I love Chekhov, but this was the first time I had ever done any of his plays. However I thought of The Seagull often, and had even toyed with the idea of making a film of it set in a country estate in Scotland. I always thought that the Scottish temperament would be a good fit with the Russian one, and also we really understand what it feels like to be isolated in the sticks, longing to get away to the big city.

So I was thrilled to be asked to play Trigorin opposite Dianne Wiest's Arkadina for the Classic Stage Company in New York City. Dianne is a brilliant actor and my first meeting with her showed me what an amazing person she is too. At our next meeting I met the director, Viacheslav Dolgachev, formerly of the Moscow Arts Theatre and I knew that this was going to be an extraordinary experience.

The thing I have always felt about Chekhov is that everyone is a drama queen. Really. Every singly character moans, complains, is self-absorbed and selfish. And I think that in the UK and the US we get Chekhov wrong, and make all the characters very tortured and internal, thereby losing any hope of making them the comedies they are supposed to be. So I was really interested to work with a real live Russian, as well as a Chekhov expert, to get a chance to experience how Russians actually go about doing it themselves.

It was fascinating.  First of all Slava asked us all to be bold in our interpretations but at the same time was incredibly detailed in his direction, down to the tiniest movement sometimes. Best of all was having several Russians in the room (interpreters mostly), and feeling the Russian temperament close at hand. There was no leap necessary to see how these characters operate when you watched and listened to the dramas and elaborate stories and the sheer volume going on in that room!

For me it finally made sense, and although the production had some problems, it certainly made people sit up and notice.

 

Here's a little interview I did for the NY Observer about the play..

Alan Cumming was excited to play a “real man” in the Classic Stage Company’s production of Chekov’s The Seagull. Mr. Cumming, the Tony Award-winning Scot with saucer-size blue eyes and a sly grin, recently played Dorothy’s scarecrow Glitch in the TV miniseries Tin Manand, um, a spacey scientist called Fegan Floop in thoseSpy Kids movies. (He also had a delightfully sleazy role as a gay nightlife impresario on The L Word.) But in The Seagull, he appears as Trigorin, a broody famous writer who woos Dianne Wiest’s character Arkadina and seduces a budding actress (played by Kelli Garner). “He just seems like a real man,” Mr. Cumming said over the phone, walking to Prana Power Yoga for his regular stretch after a recent play rehearsal. “He’s got everything, but he wants to destroy it. I’ve never played anyone like him.”

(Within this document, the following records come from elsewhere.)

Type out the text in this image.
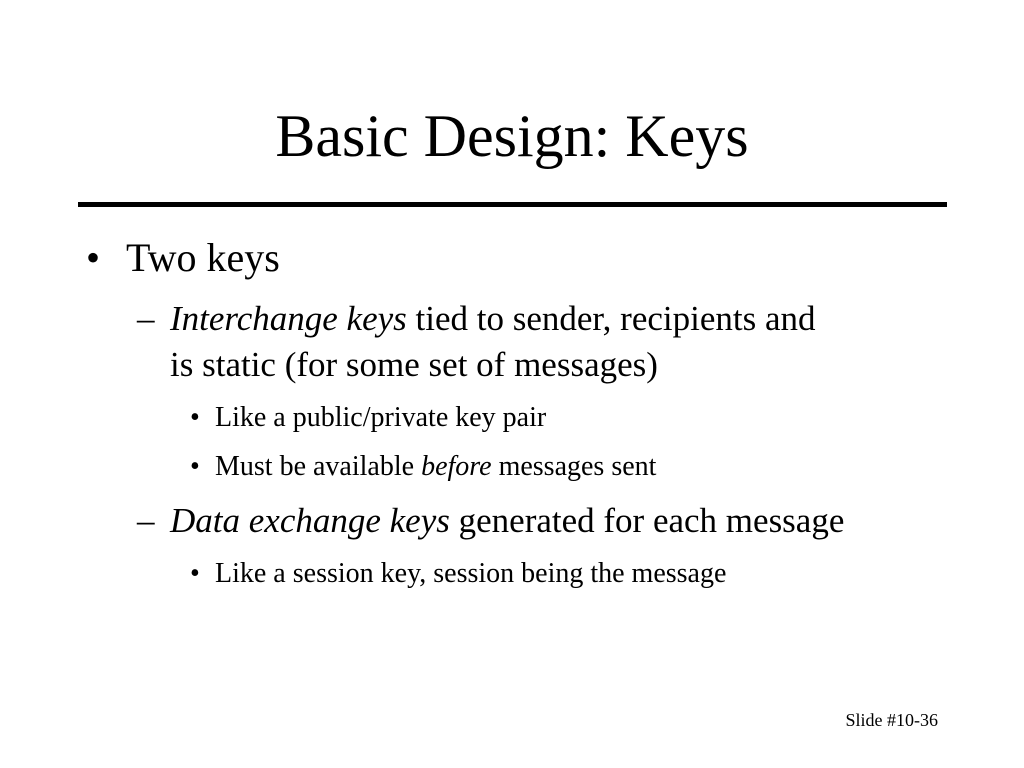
Basic Design: Keys
• Two keys
– Interchange keys tied to sender, recipients and
is static (for some set of messages)
• Like a public/private key pair
• Must be available before messages sent
– Data exchange keys generated for each message
• Like a session key, session being the message
Slide #10-36
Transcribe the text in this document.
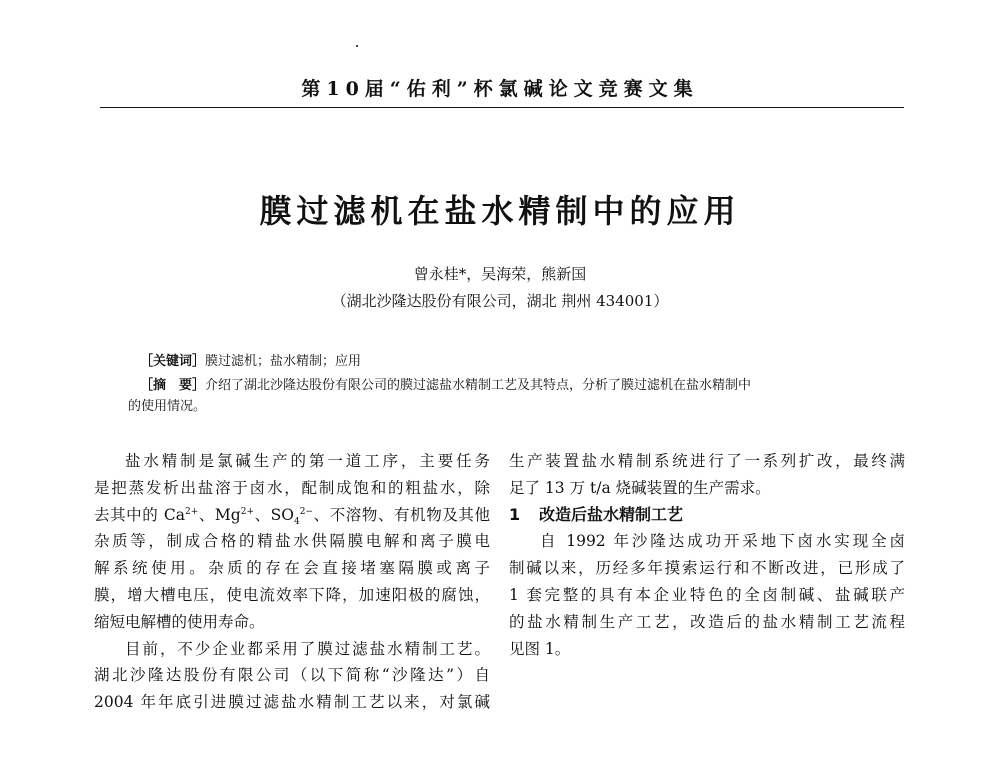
第10届“佑利”杯氯碱论文竞赛文集
膜过滤机在盐水精制中的应用
曾永桂*，吴海荣，熊新国
（湖北沙隆达股份有限公司，湖北 荆州 434001）
［关键词］膜过滤机；盐水精制；应用
［摘　要］介绍了湖北沙隆达股份有限公司的膜过滤盐水精制工艺及其特点，分析了膜过滤机在盐水精制中
的使用情况。
盐水精制是氯碱生产的第一道工序，主要任务
是把蒸发析出盐溶于卤水，配制成饱和的粗盐水，除
去其中的 $Ca^{2+}$、$Mg^{2+}$、$SO_4^{2-}$、不溶物、有机物及其他
杂质等，制成合格的精盐水供隔膜电解和离子膜电
解系统使用。杂质的存在会直接堵塞隔膜或离子
膜，增大槽电压，使电流效率下降，加速阳极的腐蚀，
缩短电解槽的使用寿命。
目前，不少企业都采用了膜过滤盐水精制工艺。
湖北沙隆达股份有限公司（以下简称“沙隆达”）自
2004 年年底引进膜过滤盐水精制工艺以来，对氯碱
生产装置盐水精制系统进行了一系列扩改，最终满
足了 13 万 t/a 烧碱装置的生产需求。
1 改造后盐水精制工艺
自 1992 年沙隆达成功开采地下卤水实现全卤
制碱以来，历经多年摸索运行和不断改进，已形成了
1 套完整的具有本企业特色的全卤制碱、盐碱联产
的盐水精制生产工艺，改造后的盐水精制工艺流程
见图 1。
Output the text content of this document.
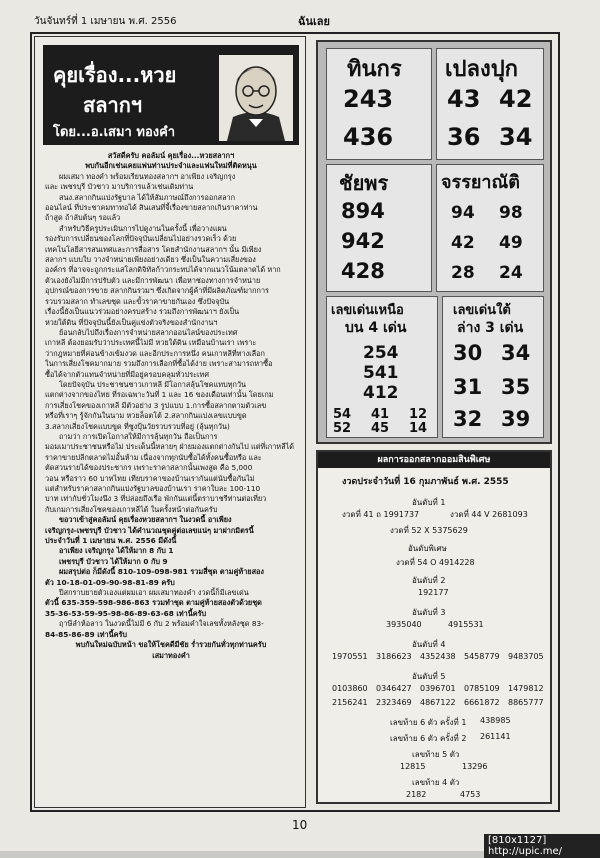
วันจันทร์ที่ 1 เมษายน พ.ศ. 2556	ฉันเลย
คุยเรื่อง...หวย
สลากฯ
โดย...อ.เสมา ทองคำ

สวัสดีครับ คอลัมน์ คุยเรื่อง...หวยสลากฯ

พบกันอีกเช่นเคยแฟนท่านประจำและแฟนใหม่ที่ติดหนุน

ผมเสมา ทองคำ พร้อมเรียนทองสลากฯ อาเพียง เจริญกรุง

และ เพชรบุรี บัวชาว มาบริการแล้วเช่นเดิมท่าน

สนง.สลากกินแบ่งรัฐบาล ได้ให้สัมภาษณ์ถึงการออกสลาก

ออนไลน์ ที่ประชาคมทาทอได้ สินเสนที่จี้เรื่องขายสลากเกินราคาท่าน

ถ้าสูด ถ้าลับต้นๆ รอแล้ว

สำหรับวิธีครูประเมินการไปดูงานในครั้งนี้ เพื่อวางแผน

รองรับการเปลี่ยนของโลกที่ปัจจุบันเปลี่ยนไปอย่างรวดเร็ว ด้วย

เทคโนโลยีสารสนเทศและการสื่อสาร โดยสำนักงานสลากฯ นั้น มีเพียง

สลากฯ แบบใบ วางจำหน่ายเพียงอย่างเดียว ซึ่งเป็นในความเสี่ยงของ

องค์กร ที่อาจจะถูกกระแสโลกดิจิทัลก้าวกระทบได้จากแนวโน้มตลาดได้ หาก

ตัวเองยังไม่มีการปรับตัว และมีการพัฒนา เพื่อหาช่องทางการจำหน่าย

อุปกรณ์ของการขาย สลากกินรวมฯ ซึ่งเกิดจากผู้ค้าที่มีผลิตภัณฑ์มากการ

รวบรวมสลาก ทำเลขชุด และขั้วราคาขายกันเอง ซึ่งปัจจุบัน

เรื่องนี้ยังเป็นแนวร่วมอย่างครบสร้าง รวมถึงการพัฒนาฯ ยังเป็น

หวยใต้ดิน ที่ปัจจุบันนี้ยังเป็นคู่แข่งตัวจริงของสำนักงานฯ

ย้อนกลับไปถึงเรื่องการจำหน่ายสลากออนไลน์ของประเทศ

เกาหลี ต้องยอมรับว่าประเทศนี้ไม่มี หวยใต้ดิน เหมือนบ้านเรา เพราะ

ว่ากฎหมายที่ค่อนข้างเข้มงวด และอีกประการหนึ่ง คนเกาหลีที่ทางเลือก

ในการเสี่ยงโชคมากมาย รวมถึงการเลือกที่ซื้อได้ง่าย เพราะสามารถหาซื้อ

ซื้อได้จากตัวแทนจำหน่ายที่มีอยู่ครอบคลุมทั่วประเทศ

โดยปัจจุบัน ประชาชนชาวเกาหลี มีโอกาสลุ้นโชคแทบทุกวัน

แตกต่างจากของไทย ที่รอเฉพาะวันที่ 1 และ 16 ของเดือนเท่านั้น โดยเกม

การเสี่ยงโชคของเกาหลี มีตัวอย่าง 3 รูปแบบ 1.การซื้อสลากตามตัวเลข

หรือที่เราๆ รู้จักกันในนาม หวยล็อตโต้ 2.สลากกินแบ่งเลขแบบขูด

3.สลากเสี่ยงโชคแบบขูด ที่ชูงปุ้นวัยรวบรวบที่อยู่ (ลุ้นทุกวัน)

ถามว่า การเปิดโอกาสให้มีการลุ้นทุกวัน ถือเป็นการ

มอมเมาประชาชนหรือไม่ ประเด็นนี้หลายๆ ฝ่ายมองแตกต่างกันไป แต่ที่เกาหลีได้

ราคาขายปลีกตลาดไม่อั้นห้าม เนื่องจากทุกนับซื้อได้ทั้งคนซื้อหรือ และ

ตัดสวนรายได้ของประชากร เพราะราคาสลากนั้นเพงสูด คือ 5,000

วอน หรือราว 60 บาทไทย เทียบราคาของบ้านเรากันแต่นับซื้อกันไม่

แต่สำหรับราคาสลากกินแบ่งรัฐบาลของบ้านเรา ราคาใบละ 100-110

บาท เท่ากับชั่วโมงนึง 3 ที่ปล่อยถึงเรือ พักกันแต่นี้ตราบาชรีท่านต่อเที่ยว

กับเกมการเสี่ยงโชคของเกาหลีได้ ในครั้งหน้าต่อกันครับ

ขอวาเข้าสู่คอลัมน์ คุยเรื่องหวยสลากฯ ในงวดนี้ อาเพียง

เจริญกรุง-เพชรบุรี บัวชาว ได้คำนวณชุดคู่ต่อเลขแน่ๆ มาฝากมิตรนี้

ประจำวันที่ 1 เมษายน พ.ศ. 2556 มีดังนี้

อาเพียง เจริญกรุง ได้ให้มาก 8 กับ 1

เพชรบุรี บัวชาว ได้ให้มาก 0 กับ 9

ผมสรุปต่อ ก็มีดังนี้ 810-109-098-981 รวมสี่ชุด ตามคู่ท้ายสอง

ตัว 10-18-01-09-90-98-81-89 ครับ

ปีสกราบยายตัวเองแต่ผมเอา ผมเสมาทองคำ งวดนี้ก็มีเลขเด่น

ตัวนี้ 635-359-598-986-863 รวมทำชุด ตามคู่ท้ายสองตัวด้วยชุด

35-36-53-59-95-98-86-89-63-68 เท่านี้ครับ

ฤาษีลำห้อลาว ในงวดนี้ไม่มี 6 กับ 2 พร้อมคำใจเลขทั้งหลังชุด 83-

84-85-86-89 เท่านี้ครับ

พบกันใหม่ฉบับหน้า ขอให้โชคดีมีชัย ร่ำรวยกันทั่วทุกท่านครับ

เสมาทองคำ

ทินกร
243
436
เปลงปุก
43 42
36 34
ชัยพร
894
942
428
จรรยาณัติ
94 98
42 49
28 24
เลขเด่นเหนือ
บน 4 เด่น
254
541
412
54 41 12
52 45 14
เลขเด่นใต้
ล่าง 3 เด่น
30 34
31 35
32 39
ผลการออกสลากออมสินพิเศษ
งวดประจำวันที่ 16 กุมภาพันธ์ พ.ศ. 2555
อันดับที่ 1
งวดที่ 41 ถ 1991737	งวดที่ 44 V 2681093
งวดที่ 52 X 5375629
อันดับพิเศษ
งวดที่ 54 O 4914228
อันดับที่ 2
192177
อันดับที่ 3
3935040	4915531
อันดับที่ 4
1970551 3186623 4352438 5458779 9483705
อันดับที่ 5
0103860 0346427 0396701 0785109 1479812
2156241 2323469 4867122 6661872 8865777
เลขท้าย 6 ตัว ครั้งที่ 1 438985
เลขท้าย 6 ตัว ครั้งที่ 2 261141
เลขท้าย 5 ตัว
12815	13296
เลขท้าย 4 ตัว
2182	4753
10
[810x1127] http://upic.me/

Mr. Cumming decided to take the part last year when the writers’ strike loomed and his agent was pushing him to sign movie projects. “All the films I was looking at, I was like, iiillck,” he said. Plus, Mr. Cumming, 43, had longed to appear in Chekov’s study of impossible love and creative torture—though he hoped to play the much younger, avant-garde playwright Konstantin (that role went, appropriately, to Ryan O’Nan). “The years have gone by and I missed my chance,” sighed Mr. Cumming.